Mars est marron, noisette, avec des points verts – XVII
Rose s’épanouissait aussi pour une autre raison, Robert.
Robert est arrivé un matin, à l’heure du café, avec Rose. Ils sont entrés, ont dit bonjour et se sont assis, tout simplement. A la table de la cuisine, Mathilde et Fernando étaient en pleine conversation sur le beau temps, et sur la pluie qui se faisait rare.
Une odeur – de celles qu’on peut encore apprécier dans de rares boulangeries – est entrée dans la cuisine en même temps que Robert ; il ouvre un cornet en papier et le tend à la ronde. On prend. On goûte. Les visages s’éclairent, un mélange de plaisir et d’étonnement. On cherche le nom du boulanger sur le sachet en papier kraft, en vain.
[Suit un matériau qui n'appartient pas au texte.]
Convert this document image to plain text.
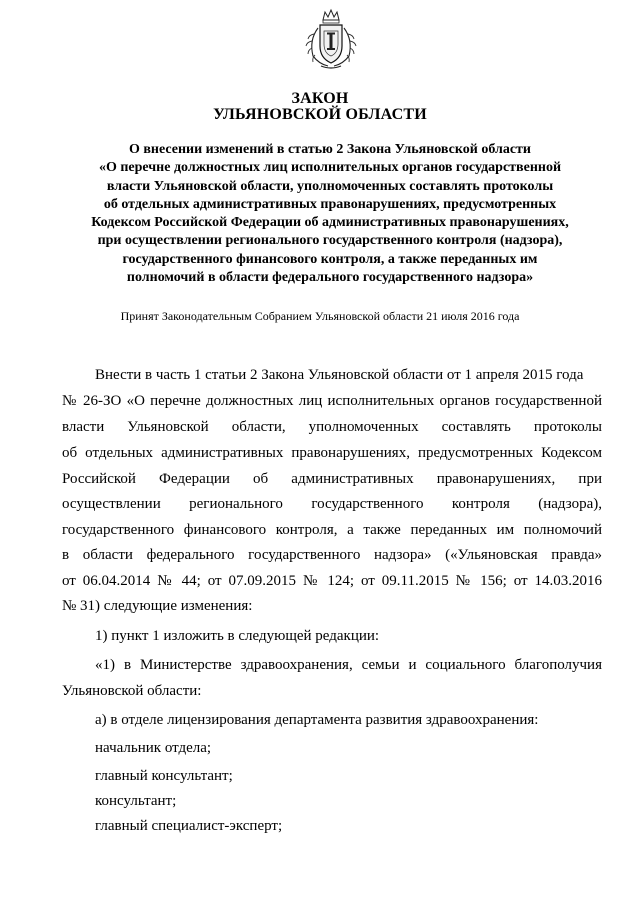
ЗАКОН
УЛЬЯНОВСКОЙ ОБЛАСТИ
О внесении изменений в статью 2 Закона Ульяновской области
«О перечне должностных лиц исполнительных органов государственной
власти Ульяновской области, уполномоченных составлять протоколы
об отдельных административных правонарушениях, предусмотренных
Кодексом Российской Федерации об административных правонарушениях,
при осуществлении регионального государственного контроля (надзора),
государственного финансового контроля, а также переданных им
полномочий в области федерального государственного надзора»
Принят Законодательным Собранием Ульяновской области 21 июля 2016 года
Внести в часть 1 статьи 2 Закона Ульяновской области от 1 апреля 2015 года
№ 26-ЗО «О перечне должностных лиц исполнительных органов государственной
власти Ульяновской области, уполномоченных составлять протоколы
об отдельных административных правонарушениях, предусмотренных Кодексом
Российской Федерации об административных правонарушениях, при
осуществлении регионального государственного контроля (надзора),
государственного финансового контроля, а также переданных им полномочий
в области федерального государственного надзора» («Ульяновская правда»
от 06.04.2014 № 44; от 07.09.2015 № 124; от 09.11.2015 № 156; от 14.03.2016
№ 31) следующие изменения:
1) пункт 1 изложить в следующей редакции:
«1) в Министерстве здравоохранения, семьи и социального благополучия
Ульяновской области:
а) в отделе лицензирования департамента развития здравоохранения:
начальник отдела;
главный консультант;
консультант;
главный специалист-эксперт;
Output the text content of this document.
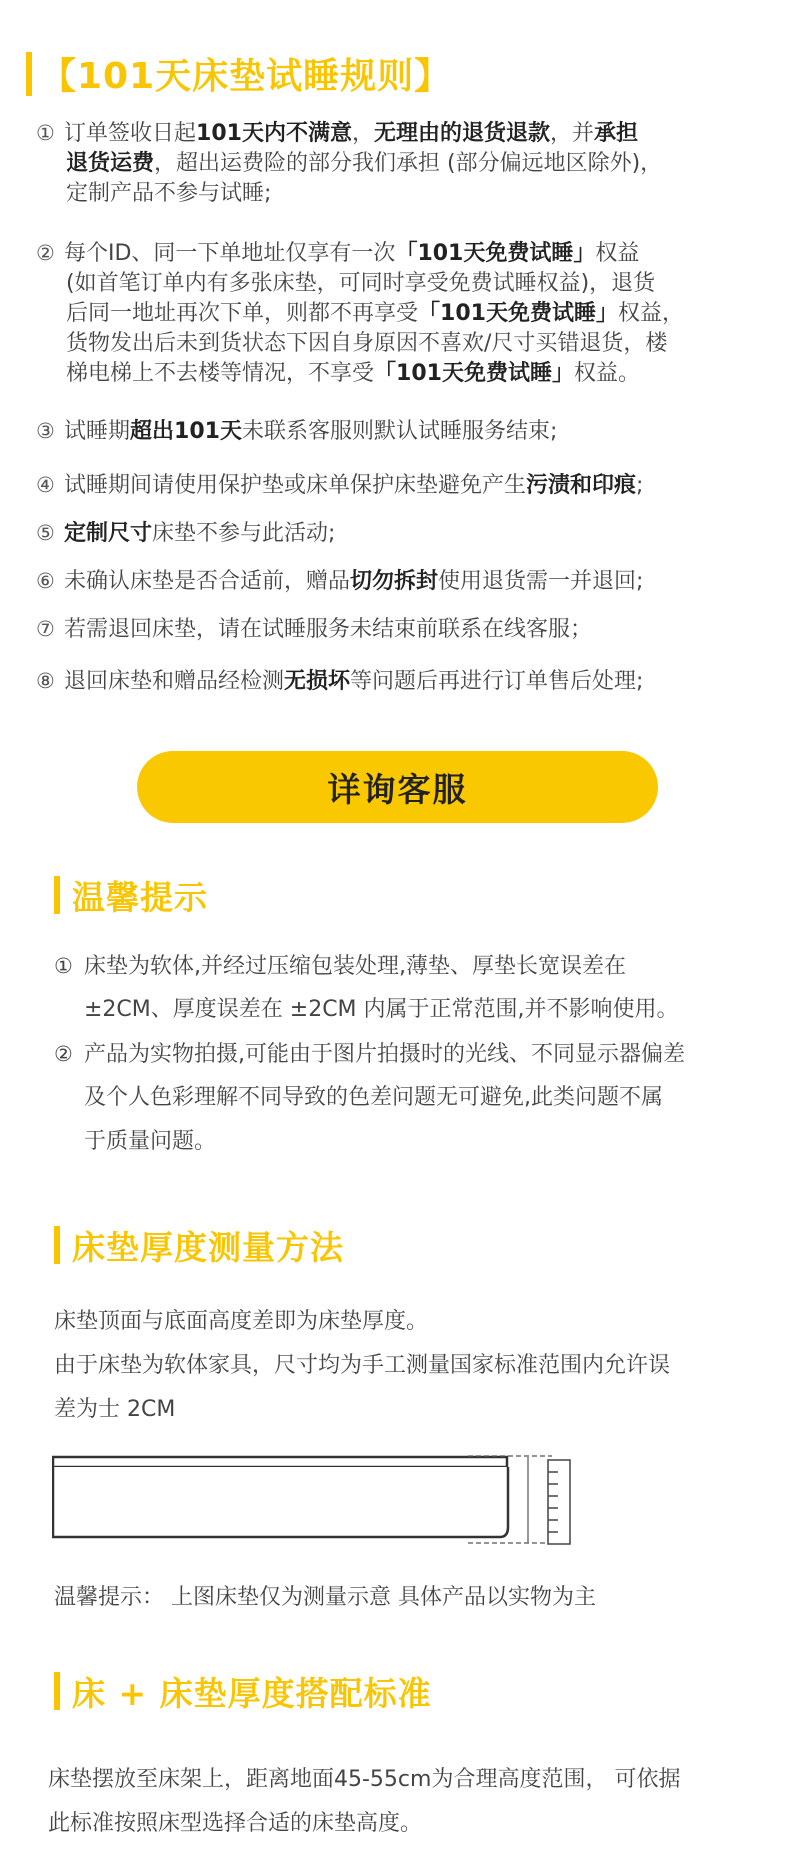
【101天床垫试睡规则】
① 订单签收日起101天内不满意，无理由的退货退款，并承担
退货运费，超出运费险的部分我们承担 (部分偏远地区除外)，
定制产品不参与试睡;
② 每个ID、同一下单地址仅享有一次「101天免费试睡」权益
(如首笔订单内有多张床垫，可同时享受免费试睡权益)，退货
后同一地址再次下单，则都不再享受「101天免费试睡」权益，
货物发出后未到货状态下因自身原因不喜欢/尺寸买错退货，楼
梯电梯上不去楼等情况，不享受「101天免费试睡」权益。
③ 试睡期超出101天未联系客服则默认试睡服务结束;
④ 试睡期间请使用保护垫或床单保护床垫避免产生污渍和印痕;
⑤ 定制尺寸床垫不参与此活动;
⑥ 未确认床垫是否合适前，赠品切勿拆封使用退货需一并退回;
⑦ 若需退回床垫，请在试睡服务未结束前联系在线客服；
⑧ 退回床垫和赠品经检测无损坏等问题后再进行订单售后处理;
详询客服
温馨提示
① 床垫为软体,并经过压缩包装处理,薄垫、厚垫长宽误差在
±2CM、厚度误差在 ±2CM 内属于正常范围,并不影响使用。
② 产品为实物拍摄,可能由于图片拍摄时的光线、不同显示器偏差
及个人色彩理解不同导致的色差问题无可避免,此类问题不属
于质量问题。
床垫厚度测量方法
床垫顶面与底面高度差即为床垫厚度。
由于床垫为软体家具，尺寸均为手工测量国家标准范围内允许误
差为士 2CM
温馨提示： 上图床垫仅为测量示意 具体产品以实物为主
床 + 床垫厚度搭配标准
床垫摆放至床架上，距离地面45-55cm为合理高度范围， 可依据
此标准按照床型选择合适的床垫高度。
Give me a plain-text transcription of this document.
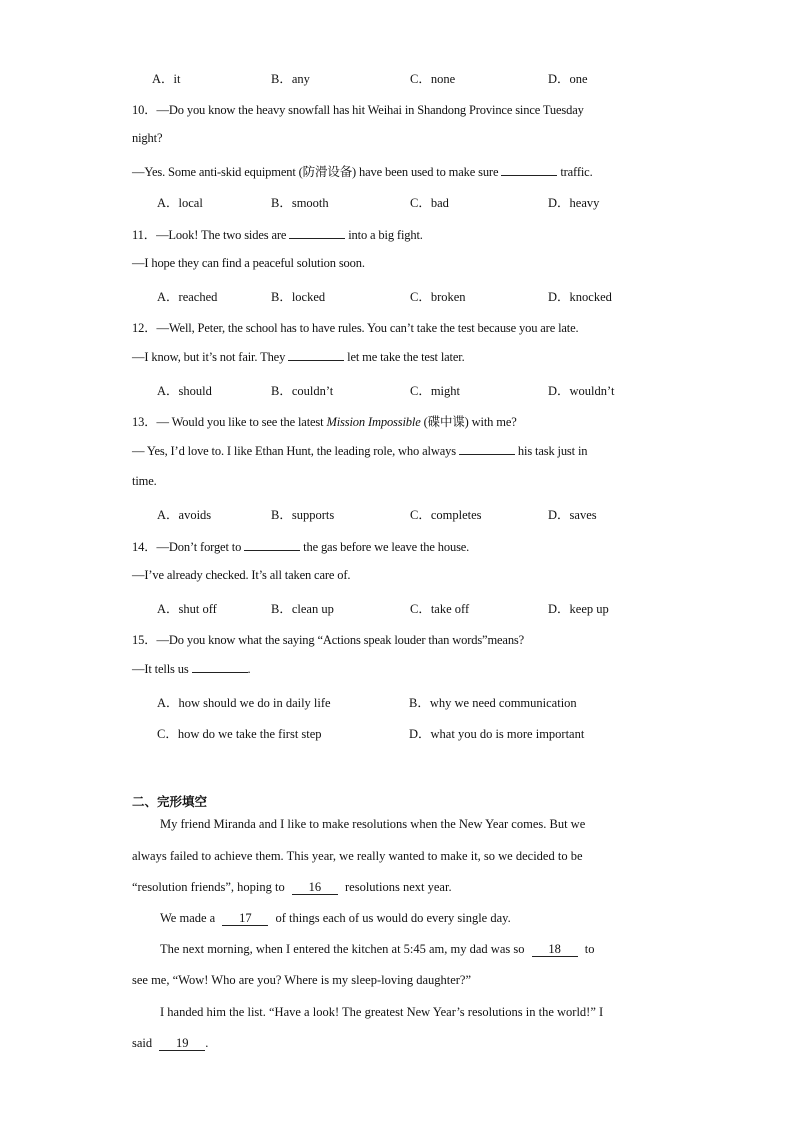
A．it	B．any	C．none	D．one
10．—Do you know the heavy snowfall has hit Weihai in Shandong Province since Tuesday
night?
—Yes. Some anti-skid equipment (防滑设备) have been used to make sure	traffic.
A．local	B．smooth	C．bad	D．heavy
11．—Look! The two sides are	into a big fight.
—I hope they can find a peaceful solution soon.
A．reached	B．locked	C．broken	D．knocked
12．—Well, Peter, the school has to have rules. You can’t take the test because you are late.
—I know, but it’s not fair. They	let me take the test later.
A．should	B．couldn’t	C．might	D．wouldn’t
13．— Would you like to see the latest Mission Impossible (碟中谍) with me?
— Yes, I’d love to. I like Ethan Hunt, the leading role, who always	his task just in
time.
A．avoids	B．supports	C．completes	D．saves
14．—Don’t forget to	the gas before we leave the house.
—I’ve already checked. It’s all taken care of.
A．shut off	B．clean up	C．take off	D．keep up
15．—Do you know what the saying “Actions speak louder than words”means?
—It tells us	.
A．how should we do in daily life	B．why we need communication
C．how do we take the first step	D．what you do is more important
二、完形填空
My friend Miranda and I like to make resolutions when the New Year comes. But we
always failed to achieve them. This year, we really wanted to make it, so we decided to be
“resolution friends”, hoping to 16 resolutions next year.
We made a 17 of things each of us would do every single day.
The next morning, when I entered the kitchen at 5:45 am, my dad was so 18 to
see me, “Wow! Who are you? Where is my sleep-loving daughter?”
I handed him the list. “Have a look! The greatest New Year’s resolutions in the world!” I
said 19 .
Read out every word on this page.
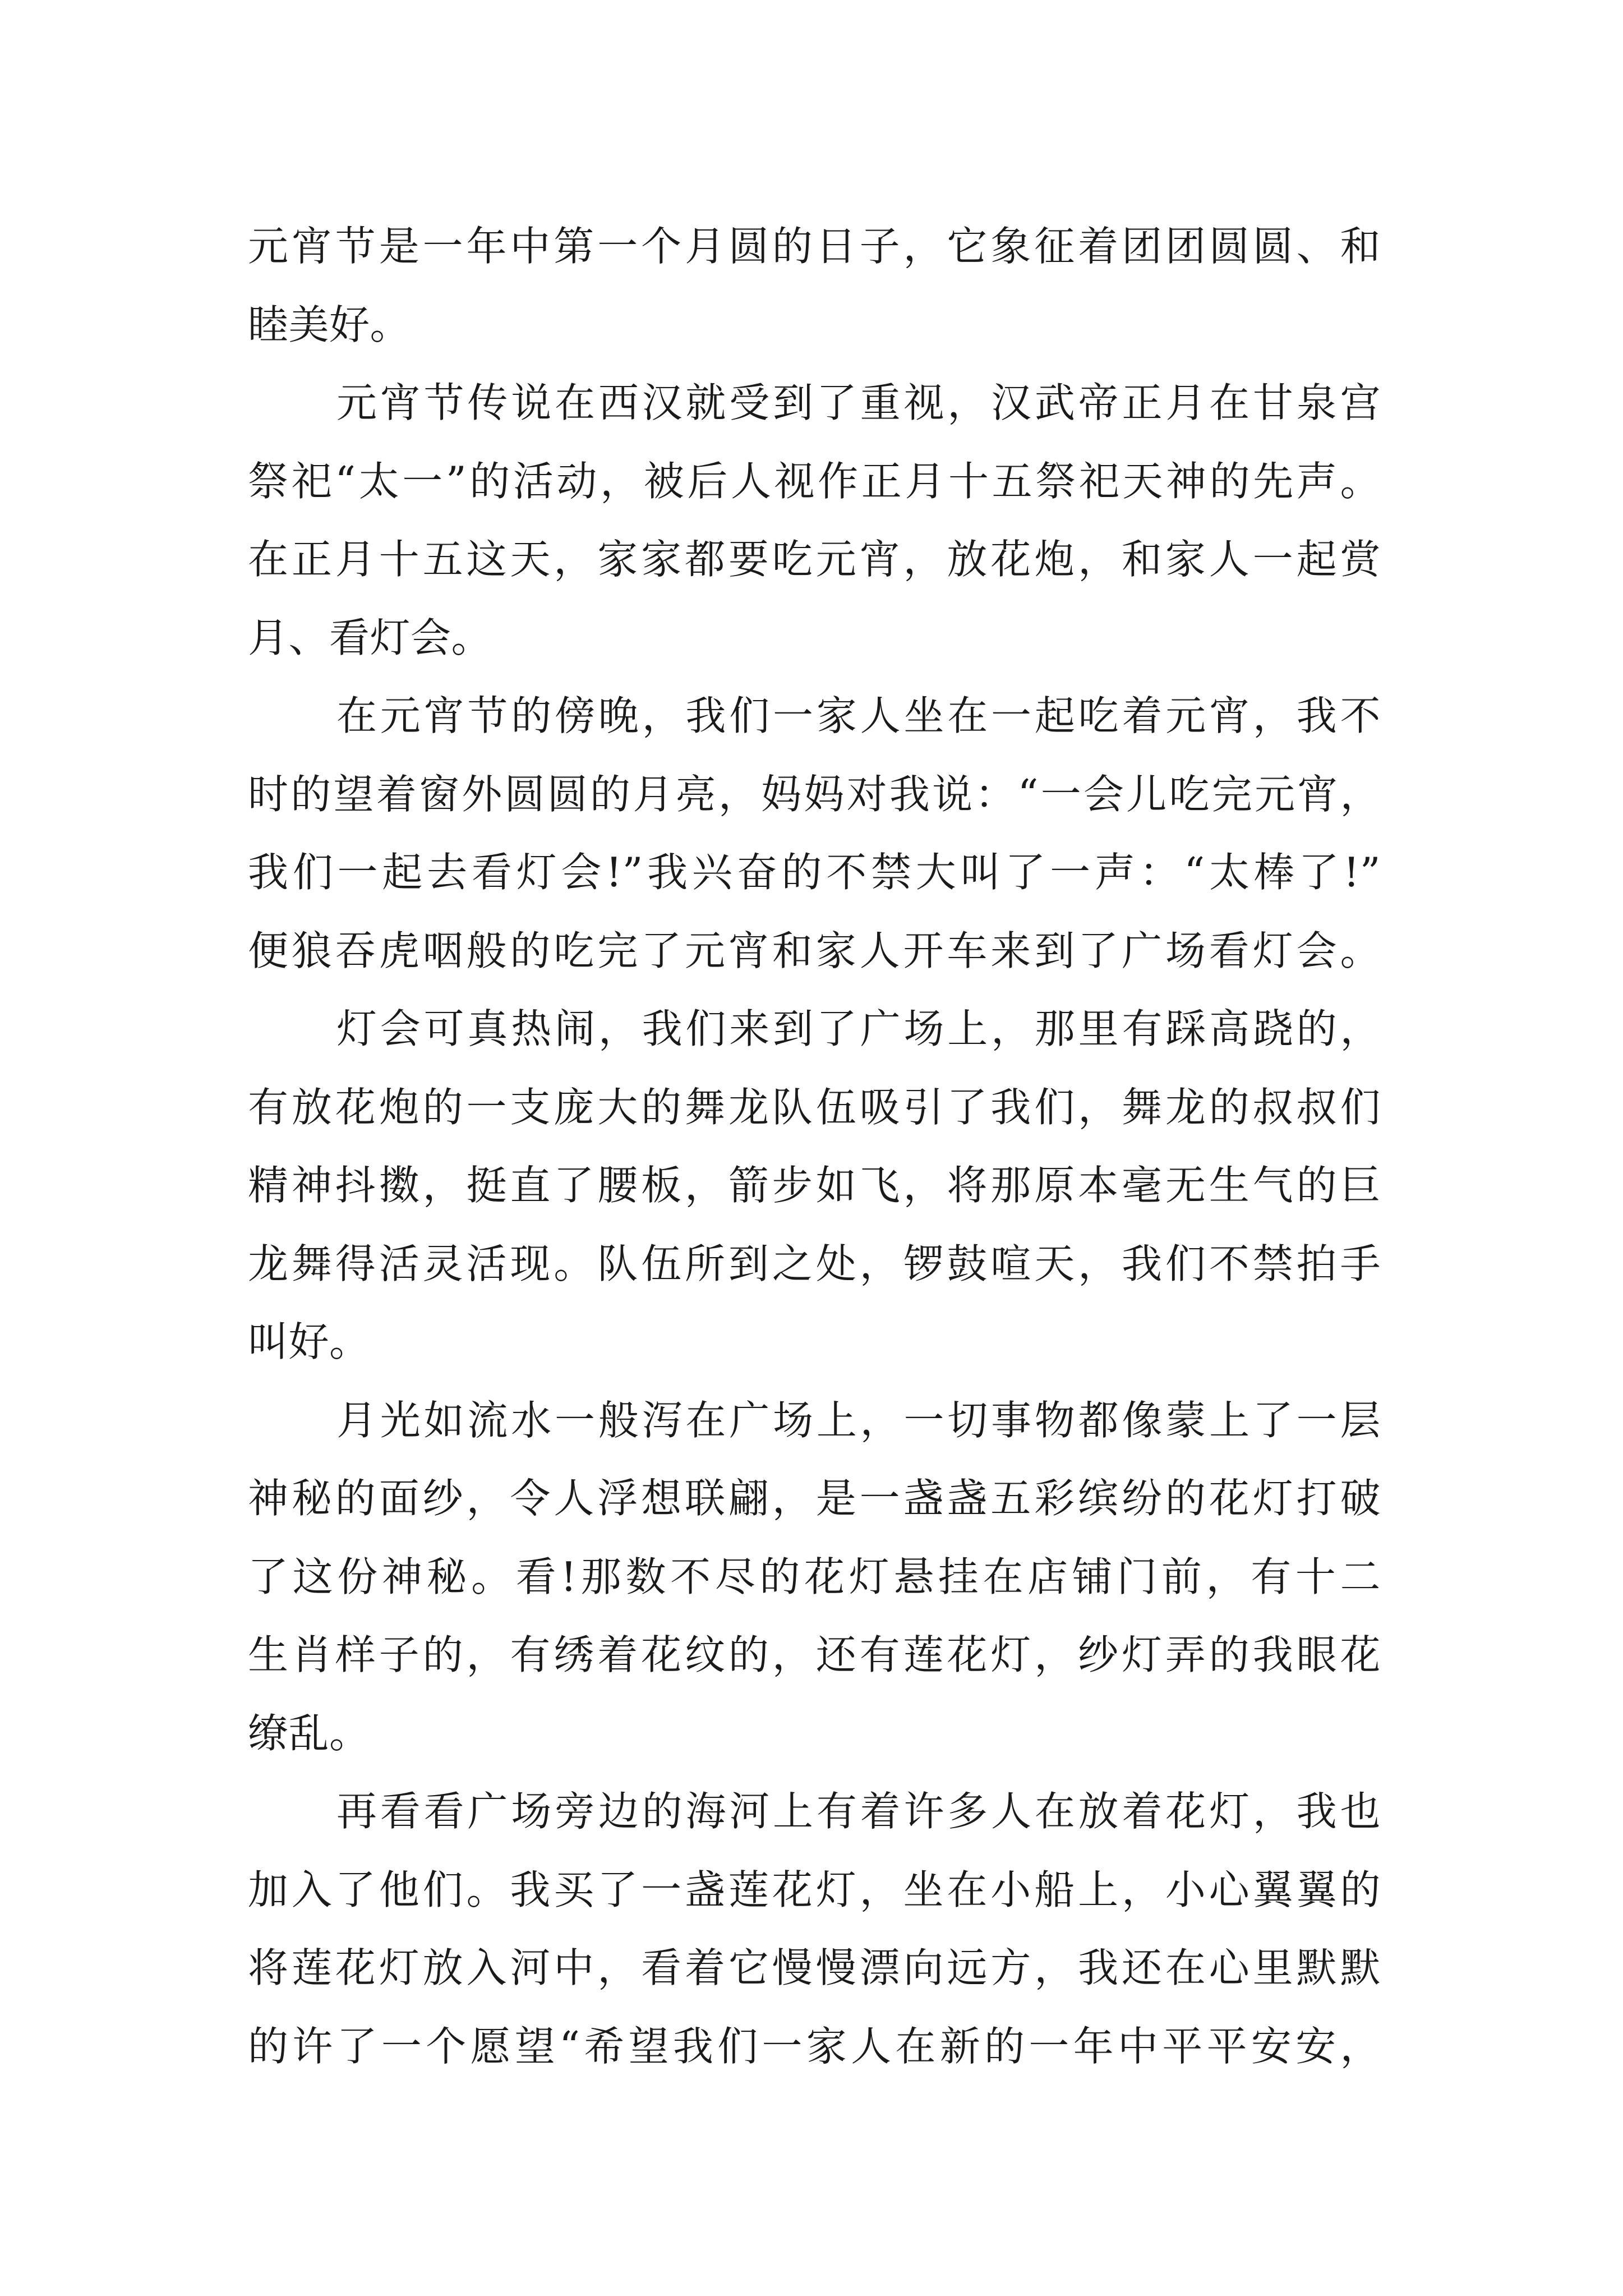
元宵节是一年中第一个月圆的日子，它象征着团团圆圆、和
睦美好。
元宵节传说在西汉就受到了重视，汉武帝正月在甘泉宫
祭祀“太一”的活动，被后人视作正月十五祭祀天神的先声。
在正月十五这天，家家都要吃元宵，放花炮，和家人一起赏
月、看灯会。
在元宵节的傍晚，我们一家人坐在一起吃着元宵，我不
时的望着窗外圆圆的月亮，妈妈对我说：“一会儿吃完元宵，
我们一起去看灯会!”我兴奋的不禁大叫了一声：“太棒了!”
便狼吞虎咽般的吃完了元宵和家人开车来到了广场看灯会。
灯会可真热闹，我们来到了广场上，那里有踩高跷的，
有放花炮的一支庞大的舞龙队伍吸引了我们，舞龙的叔叔们
精神抖擞，挺直了腰板，箭步如飞，将那原本毫无生气的巨
龙舞得活灵活现。队伍所到之处，锣鼓喧天，我们不禁拍手
叫好。
月光如流水一般泻在广场上，一切事物都像蒙上了一层
神秘的面纱，令人浮想联翩，是一盏盏五彩缤纷的花灯打破
了这份神秘。看!那数不尽的花灯悬挂在店铺门前，有十二
生肖样子的，有绣着花纹的，还有莲花灯，纱灯弄的我眼花
缭乱。
再看看广场旁边的海河上有着许多人在放着花灯，我也
加入了他们。我买了一盏莲花灯，坐在小船上，小心翼翼的
将莲花灯放入河中，看着它慢慢漂向远方，我还在心里默默
的许了一个愿望“希望我们一家人在新的一年中平平安安，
Ces croissants, je les ai faits moi-même, dit Robert, j’ai été boulanger toute ma vie, mais de mon apprentissage à ma retraite, que j’ai pu prendre il y a quelques années, les conditions de travail ont beaucoup changé, j’ai comme changé de métier. Vers quinze ans, j’ai appris à fabriquer un levain, à pétrir à la main, à sentir, du bout des doigts, la matière se transformer, à la façonner, à allumer un four, à orienter le gueulard, à nettoyer la sole, à enfourner, à défourner.
Mes années de boulange à la rue du Lac résonnent encore en moi, le chant du feu, le crépitement du pain qu’on a défourné, le babil des clients qui attendent leur tour, la rumeur de la rue qui s’invite par la porte entrouverte, le chant des merles qui dit l’allongement des jours.
Lorsque mon patron a dû mettre la clé sous la porte, à cause de l’épidémie d’orange, j’ai cherché de l’embauche dans d’autres fournils, mais déjà il n’y en avait plus guère ; l’orange avait des agents partout et progressait, dévorant tout sur son passage. Alors j’ai proposé mes services à orange foncé, que voulez-vous, il faut bien bouffer.
Mes années de laboratoire ressemblèrent à celles d’un technicien dans une salle de contrôle, un vaste espace borgne qui ne donnait sur aucune rue, avec des sons qui ricochaient sur des murs blanc immaculé : des bip stridents, des ding à vous crever un tympan, la rumeur incessante des moteurs électriques, le vrombissement des ventilateurs et, cerise sur le gâteau, le bruit lancinant d’un néon défectueux, pire qu’un supplice chinois.
Au fil des ans, je n’ai plus rien touché de vivant, je suis devenu opérateur sur machines ; le grand Chaplin aurait sans doute aimé tourner un film dans cet enfer. Peu de temps avant ma retraite, j’ai même vu installer une machine à ensacher le pain. Un pain vendu dans des enseignes oranges sans que personne ne l’ait touché. Un pain inhumain. Un pain invendu qui peut même être détruit sans avoir été touché par une seule main. Une vie éphémère sans avoir été touché, c’est ça les temps modernes !
A la retraite, j’ai recommencé à faire du pain, tout seul dans ma cuisine, comme le mitron de quinze ans qui s’exerçait chez lui. Et puis, il y a quelques semaines, j’ai installé un four à pizza sur mon balcon, je l’allume plusieurs fois par semaine, et je partage.
C’est cette odeur qui m’a amenée à lui, dit Rose, je vous présente Robert, mon nouvel amoureux.
Mathilde surmonte son émotion et se lève, dans sa cuisine. Pas de discours mais une proclamation : je nomme Robert chef boulanger. Robert se lève, dit qu’il accepte et serre Mathilde dans ses bras.